I don't know
Psychiatrist says I need to make a schedule. No things to do. Don't know when I should wake up, can't make noise if im the only one awake. Can't eat breakfast if I wake up late. Too much to think about when I need to stop thinking. So much easier to set a routine when I was in the mental health ward. I dont know how to solve any issues at home because nobody is going to change any of it.

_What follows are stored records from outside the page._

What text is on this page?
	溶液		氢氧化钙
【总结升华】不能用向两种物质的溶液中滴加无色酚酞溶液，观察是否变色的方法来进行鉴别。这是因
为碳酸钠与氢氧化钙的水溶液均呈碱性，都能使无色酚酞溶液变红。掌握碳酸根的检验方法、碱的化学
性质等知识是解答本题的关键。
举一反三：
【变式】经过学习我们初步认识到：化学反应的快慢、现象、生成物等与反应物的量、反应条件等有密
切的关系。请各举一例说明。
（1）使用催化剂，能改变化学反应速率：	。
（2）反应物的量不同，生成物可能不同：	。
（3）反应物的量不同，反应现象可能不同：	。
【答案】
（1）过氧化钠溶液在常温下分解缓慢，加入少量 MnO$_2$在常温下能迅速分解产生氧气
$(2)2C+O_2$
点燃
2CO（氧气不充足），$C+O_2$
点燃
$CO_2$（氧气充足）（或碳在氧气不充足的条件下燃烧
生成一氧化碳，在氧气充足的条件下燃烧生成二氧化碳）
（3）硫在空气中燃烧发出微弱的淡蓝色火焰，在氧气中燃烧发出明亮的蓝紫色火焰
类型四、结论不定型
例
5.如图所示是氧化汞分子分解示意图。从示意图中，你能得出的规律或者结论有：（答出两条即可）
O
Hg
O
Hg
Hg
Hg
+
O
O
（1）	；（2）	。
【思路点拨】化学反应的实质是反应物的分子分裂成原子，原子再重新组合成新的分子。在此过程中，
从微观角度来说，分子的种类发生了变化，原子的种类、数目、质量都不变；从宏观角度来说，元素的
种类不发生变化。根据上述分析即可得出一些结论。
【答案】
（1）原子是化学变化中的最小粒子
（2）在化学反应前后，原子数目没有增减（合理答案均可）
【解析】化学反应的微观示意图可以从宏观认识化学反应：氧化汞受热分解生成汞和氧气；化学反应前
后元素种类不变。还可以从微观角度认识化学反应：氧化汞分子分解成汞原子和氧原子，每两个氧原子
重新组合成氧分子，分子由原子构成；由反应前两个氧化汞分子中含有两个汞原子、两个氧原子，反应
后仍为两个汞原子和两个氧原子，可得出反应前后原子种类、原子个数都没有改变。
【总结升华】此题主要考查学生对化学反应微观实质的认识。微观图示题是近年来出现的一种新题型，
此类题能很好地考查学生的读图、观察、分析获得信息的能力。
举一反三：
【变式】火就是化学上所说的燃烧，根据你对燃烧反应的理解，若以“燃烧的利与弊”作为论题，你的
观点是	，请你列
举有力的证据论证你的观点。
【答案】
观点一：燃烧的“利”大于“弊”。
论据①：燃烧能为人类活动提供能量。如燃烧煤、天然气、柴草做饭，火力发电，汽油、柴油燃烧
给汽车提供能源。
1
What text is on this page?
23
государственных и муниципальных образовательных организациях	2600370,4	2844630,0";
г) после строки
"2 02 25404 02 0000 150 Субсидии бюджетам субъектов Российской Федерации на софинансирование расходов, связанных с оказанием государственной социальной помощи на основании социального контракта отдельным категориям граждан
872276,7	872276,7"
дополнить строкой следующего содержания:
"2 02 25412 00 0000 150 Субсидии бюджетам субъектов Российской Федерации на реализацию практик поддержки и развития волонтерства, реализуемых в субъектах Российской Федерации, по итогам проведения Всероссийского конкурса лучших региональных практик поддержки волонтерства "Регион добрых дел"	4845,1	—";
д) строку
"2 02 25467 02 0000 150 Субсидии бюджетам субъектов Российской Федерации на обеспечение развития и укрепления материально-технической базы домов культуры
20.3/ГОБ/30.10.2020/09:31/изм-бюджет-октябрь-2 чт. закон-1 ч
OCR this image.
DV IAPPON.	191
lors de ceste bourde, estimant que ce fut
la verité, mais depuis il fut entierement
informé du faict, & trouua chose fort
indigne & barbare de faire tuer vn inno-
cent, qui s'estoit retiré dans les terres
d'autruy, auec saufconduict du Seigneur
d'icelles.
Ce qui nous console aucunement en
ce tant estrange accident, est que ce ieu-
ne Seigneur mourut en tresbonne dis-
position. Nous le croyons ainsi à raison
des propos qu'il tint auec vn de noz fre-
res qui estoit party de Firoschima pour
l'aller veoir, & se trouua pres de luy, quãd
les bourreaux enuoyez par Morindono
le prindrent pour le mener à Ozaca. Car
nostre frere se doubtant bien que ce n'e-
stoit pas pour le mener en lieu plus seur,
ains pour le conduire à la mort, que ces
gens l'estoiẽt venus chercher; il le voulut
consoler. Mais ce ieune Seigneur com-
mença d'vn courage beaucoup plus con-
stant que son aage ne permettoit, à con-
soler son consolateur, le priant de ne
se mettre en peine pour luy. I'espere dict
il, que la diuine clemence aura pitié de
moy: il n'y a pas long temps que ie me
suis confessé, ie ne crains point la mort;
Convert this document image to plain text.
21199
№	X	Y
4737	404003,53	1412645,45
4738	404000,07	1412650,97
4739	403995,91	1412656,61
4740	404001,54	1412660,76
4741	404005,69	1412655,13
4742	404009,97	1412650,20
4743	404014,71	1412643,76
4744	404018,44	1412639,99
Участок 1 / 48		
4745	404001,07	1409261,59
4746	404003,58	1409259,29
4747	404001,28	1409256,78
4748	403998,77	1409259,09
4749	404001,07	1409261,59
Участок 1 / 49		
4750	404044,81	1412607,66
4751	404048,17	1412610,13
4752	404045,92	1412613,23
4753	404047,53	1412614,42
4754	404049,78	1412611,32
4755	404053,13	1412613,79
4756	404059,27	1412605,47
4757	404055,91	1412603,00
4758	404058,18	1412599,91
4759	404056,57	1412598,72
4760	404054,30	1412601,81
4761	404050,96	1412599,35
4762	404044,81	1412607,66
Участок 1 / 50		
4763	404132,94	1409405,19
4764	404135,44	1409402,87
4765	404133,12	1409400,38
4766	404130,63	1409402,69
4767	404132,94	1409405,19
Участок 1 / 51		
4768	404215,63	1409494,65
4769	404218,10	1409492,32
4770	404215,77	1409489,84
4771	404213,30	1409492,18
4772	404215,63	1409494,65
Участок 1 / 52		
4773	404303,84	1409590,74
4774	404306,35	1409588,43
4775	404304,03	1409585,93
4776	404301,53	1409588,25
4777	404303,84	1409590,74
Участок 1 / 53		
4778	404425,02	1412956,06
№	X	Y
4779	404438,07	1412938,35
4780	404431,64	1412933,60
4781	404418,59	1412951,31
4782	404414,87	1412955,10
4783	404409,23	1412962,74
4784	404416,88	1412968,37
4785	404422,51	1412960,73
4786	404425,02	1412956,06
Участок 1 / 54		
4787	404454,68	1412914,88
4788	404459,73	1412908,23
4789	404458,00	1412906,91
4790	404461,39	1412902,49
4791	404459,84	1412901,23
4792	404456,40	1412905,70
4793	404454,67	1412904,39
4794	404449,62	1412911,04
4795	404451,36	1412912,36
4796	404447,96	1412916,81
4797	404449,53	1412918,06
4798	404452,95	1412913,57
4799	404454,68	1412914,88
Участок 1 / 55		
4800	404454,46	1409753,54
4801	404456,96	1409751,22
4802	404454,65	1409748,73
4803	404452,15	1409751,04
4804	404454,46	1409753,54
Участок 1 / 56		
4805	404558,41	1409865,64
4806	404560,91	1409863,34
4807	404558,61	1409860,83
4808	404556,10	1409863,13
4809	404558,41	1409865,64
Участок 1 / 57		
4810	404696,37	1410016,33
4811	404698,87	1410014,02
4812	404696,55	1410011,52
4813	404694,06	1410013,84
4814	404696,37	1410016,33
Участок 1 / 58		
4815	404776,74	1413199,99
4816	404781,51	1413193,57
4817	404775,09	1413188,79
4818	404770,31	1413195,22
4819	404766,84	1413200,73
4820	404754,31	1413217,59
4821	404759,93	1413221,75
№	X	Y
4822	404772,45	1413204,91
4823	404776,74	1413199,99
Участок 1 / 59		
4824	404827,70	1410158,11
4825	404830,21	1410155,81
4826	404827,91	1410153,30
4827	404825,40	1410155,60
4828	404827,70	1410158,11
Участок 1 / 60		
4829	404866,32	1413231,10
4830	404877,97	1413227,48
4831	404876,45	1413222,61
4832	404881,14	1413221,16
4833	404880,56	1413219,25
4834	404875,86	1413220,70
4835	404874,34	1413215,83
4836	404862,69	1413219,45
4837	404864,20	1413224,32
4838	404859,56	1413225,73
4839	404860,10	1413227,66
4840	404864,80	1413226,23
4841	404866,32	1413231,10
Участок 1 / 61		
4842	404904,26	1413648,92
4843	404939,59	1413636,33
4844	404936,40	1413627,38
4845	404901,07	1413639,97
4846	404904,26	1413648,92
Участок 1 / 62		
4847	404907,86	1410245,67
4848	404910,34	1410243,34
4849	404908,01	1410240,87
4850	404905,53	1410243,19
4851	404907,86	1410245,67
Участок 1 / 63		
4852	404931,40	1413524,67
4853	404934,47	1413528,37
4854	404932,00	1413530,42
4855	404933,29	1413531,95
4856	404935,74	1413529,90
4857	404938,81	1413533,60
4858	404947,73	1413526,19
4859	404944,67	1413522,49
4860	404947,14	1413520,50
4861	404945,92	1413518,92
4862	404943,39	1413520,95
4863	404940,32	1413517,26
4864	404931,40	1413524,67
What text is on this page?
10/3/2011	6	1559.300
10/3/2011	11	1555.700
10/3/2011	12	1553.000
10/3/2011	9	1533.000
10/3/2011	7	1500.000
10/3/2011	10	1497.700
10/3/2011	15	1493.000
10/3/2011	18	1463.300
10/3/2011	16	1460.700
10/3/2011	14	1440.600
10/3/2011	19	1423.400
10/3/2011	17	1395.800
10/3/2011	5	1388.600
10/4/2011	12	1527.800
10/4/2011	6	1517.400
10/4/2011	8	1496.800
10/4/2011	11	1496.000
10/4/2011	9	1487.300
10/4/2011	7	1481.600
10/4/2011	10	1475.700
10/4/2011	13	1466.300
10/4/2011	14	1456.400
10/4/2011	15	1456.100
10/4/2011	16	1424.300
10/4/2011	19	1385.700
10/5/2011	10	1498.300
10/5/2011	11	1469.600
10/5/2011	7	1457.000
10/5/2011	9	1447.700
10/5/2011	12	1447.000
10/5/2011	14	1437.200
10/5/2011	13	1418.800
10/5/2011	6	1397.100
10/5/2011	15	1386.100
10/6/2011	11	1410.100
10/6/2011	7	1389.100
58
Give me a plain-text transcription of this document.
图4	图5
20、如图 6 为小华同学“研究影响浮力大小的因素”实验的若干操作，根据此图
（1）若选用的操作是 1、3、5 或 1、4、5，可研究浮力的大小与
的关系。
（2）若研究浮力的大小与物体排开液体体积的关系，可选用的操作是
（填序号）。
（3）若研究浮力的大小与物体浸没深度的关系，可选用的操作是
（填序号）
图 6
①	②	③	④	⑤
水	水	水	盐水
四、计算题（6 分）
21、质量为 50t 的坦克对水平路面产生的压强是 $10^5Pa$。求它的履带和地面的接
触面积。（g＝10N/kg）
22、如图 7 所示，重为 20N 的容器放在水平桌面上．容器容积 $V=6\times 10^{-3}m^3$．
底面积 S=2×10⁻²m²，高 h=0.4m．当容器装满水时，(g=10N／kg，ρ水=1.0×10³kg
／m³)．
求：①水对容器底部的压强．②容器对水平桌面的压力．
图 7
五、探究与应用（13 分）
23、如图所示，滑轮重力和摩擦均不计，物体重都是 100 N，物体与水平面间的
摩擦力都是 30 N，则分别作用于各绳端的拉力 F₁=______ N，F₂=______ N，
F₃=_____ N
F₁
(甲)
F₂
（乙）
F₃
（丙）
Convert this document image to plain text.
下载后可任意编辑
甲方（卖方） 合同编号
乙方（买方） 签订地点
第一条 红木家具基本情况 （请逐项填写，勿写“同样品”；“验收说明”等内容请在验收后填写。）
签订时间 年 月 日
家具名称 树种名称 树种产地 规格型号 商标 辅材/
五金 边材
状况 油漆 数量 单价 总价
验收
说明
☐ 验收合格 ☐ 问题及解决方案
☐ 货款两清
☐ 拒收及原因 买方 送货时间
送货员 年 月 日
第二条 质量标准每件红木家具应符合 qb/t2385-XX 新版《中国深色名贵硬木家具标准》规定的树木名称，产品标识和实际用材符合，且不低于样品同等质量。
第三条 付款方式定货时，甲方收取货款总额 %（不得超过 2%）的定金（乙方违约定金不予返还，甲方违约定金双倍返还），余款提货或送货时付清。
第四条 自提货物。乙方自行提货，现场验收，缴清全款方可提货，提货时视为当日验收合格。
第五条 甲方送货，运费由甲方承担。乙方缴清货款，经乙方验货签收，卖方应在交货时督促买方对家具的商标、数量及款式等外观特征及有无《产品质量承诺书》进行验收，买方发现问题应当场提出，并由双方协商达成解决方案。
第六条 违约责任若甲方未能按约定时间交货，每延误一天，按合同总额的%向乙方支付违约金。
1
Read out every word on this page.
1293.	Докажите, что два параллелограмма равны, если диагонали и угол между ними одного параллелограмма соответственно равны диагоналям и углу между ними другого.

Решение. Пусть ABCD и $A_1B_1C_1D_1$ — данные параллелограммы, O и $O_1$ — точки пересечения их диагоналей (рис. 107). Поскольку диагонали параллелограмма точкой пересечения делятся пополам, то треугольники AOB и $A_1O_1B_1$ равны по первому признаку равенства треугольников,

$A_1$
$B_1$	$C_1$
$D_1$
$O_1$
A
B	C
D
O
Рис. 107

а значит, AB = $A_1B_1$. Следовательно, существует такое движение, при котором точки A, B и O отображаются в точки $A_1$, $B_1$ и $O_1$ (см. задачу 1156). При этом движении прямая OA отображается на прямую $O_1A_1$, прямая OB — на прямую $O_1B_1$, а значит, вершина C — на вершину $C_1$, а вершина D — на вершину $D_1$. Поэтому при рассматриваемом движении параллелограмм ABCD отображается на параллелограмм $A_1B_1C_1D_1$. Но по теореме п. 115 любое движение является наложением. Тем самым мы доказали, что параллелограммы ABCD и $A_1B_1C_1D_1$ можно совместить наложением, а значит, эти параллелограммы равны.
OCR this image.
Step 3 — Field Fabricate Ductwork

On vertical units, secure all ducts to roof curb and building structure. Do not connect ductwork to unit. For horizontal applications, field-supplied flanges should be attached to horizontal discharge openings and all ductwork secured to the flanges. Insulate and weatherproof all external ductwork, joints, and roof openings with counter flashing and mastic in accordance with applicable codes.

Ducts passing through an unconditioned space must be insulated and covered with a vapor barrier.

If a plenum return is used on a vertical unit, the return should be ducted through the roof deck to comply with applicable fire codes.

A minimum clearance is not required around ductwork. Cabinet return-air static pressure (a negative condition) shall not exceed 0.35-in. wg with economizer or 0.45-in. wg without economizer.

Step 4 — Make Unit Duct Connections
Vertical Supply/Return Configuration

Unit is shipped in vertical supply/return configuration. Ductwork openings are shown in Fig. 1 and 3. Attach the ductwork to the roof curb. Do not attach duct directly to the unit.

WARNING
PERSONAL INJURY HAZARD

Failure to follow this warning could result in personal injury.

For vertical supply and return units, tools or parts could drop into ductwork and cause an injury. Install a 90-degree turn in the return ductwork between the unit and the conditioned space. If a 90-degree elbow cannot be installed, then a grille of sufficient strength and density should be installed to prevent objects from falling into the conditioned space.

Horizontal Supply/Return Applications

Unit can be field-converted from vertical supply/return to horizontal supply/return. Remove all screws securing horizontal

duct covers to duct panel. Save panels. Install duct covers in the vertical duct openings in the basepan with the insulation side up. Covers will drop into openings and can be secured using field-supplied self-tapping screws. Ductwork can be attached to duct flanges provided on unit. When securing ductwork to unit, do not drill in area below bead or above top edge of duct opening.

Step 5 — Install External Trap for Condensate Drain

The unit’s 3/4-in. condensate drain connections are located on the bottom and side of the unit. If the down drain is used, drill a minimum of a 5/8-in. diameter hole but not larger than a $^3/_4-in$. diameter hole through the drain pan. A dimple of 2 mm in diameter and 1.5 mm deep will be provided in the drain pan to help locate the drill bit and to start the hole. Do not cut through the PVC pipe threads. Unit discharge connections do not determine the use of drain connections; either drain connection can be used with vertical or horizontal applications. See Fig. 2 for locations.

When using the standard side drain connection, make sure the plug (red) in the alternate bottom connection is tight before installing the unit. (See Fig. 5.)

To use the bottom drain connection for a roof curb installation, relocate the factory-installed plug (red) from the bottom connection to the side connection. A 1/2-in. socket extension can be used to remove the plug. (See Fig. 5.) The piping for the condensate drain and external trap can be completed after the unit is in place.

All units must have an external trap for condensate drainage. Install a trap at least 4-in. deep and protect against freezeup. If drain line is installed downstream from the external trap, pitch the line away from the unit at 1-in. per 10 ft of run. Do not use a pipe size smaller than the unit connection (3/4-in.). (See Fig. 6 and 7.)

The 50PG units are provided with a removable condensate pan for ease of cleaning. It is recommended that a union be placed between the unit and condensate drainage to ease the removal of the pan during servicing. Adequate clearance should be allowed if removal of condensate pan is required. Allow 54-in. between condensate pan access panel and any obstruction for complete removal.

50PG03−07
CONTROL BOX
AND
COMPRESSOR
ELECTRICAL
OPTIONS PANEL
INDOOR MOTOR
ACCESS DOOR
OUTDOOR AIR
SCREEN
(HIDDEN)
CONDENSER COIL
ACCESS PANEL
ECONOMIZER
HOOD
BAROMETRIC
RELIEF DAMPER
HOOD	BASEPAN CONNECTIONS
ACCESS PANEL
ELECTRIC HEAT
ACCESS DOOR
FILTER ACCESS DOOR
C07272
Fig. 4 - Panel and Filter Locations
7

I want to make my own food. Enough food for me to eat that does not take up too much space in the fridge because too much in the fridge no thing exists. I don't want to eat will make things worse if I don't eat.
I'm so useless
Was going to walk to the library to get a replacement card so I can get free EBooks and audiobooks because I don't want to spend money. Hour walk is manageable. have to go in the afternoon because its too hot before 3.
I can't get myself to do anything productive. Money money money. would be nice to cut all contact with family.
I don't know what to do with my life. A useless immature "adult" who cant do anything. Dont want to just self pity ii hate myself so much. Nothing to live for no reason to keep existing.
So hard talking to people. Anybody strangers or family.
Wasting so much time. Need to tell mum im a waste of a child a disappointment that she ashamed hate me hates.
I'm too caught up with overthinking that I'm paralyzed and can't make myself do anything. You can lead a horse to water but you can't make it drink. How can I get myself to drink and do what I need to fix my life, make changes to myself to live life.
Do I not want to do it or am I too petrified and scared to try, either one has the same result and time is running out for me. Can't stay in room
Driver license car money transport car. I should get my liscense but never feel ready. I'm dont enjoy driving how else do you get where you need with the flexibilty. money to driving instructor to take test need my own job to feel less guilty shut up brain one problem at a time.
Stop phone when should be sleeping mobile phones bad or just symptom of something else. I need to let thoughts pass when its bed time but they're so obnoxious and wont be quiet.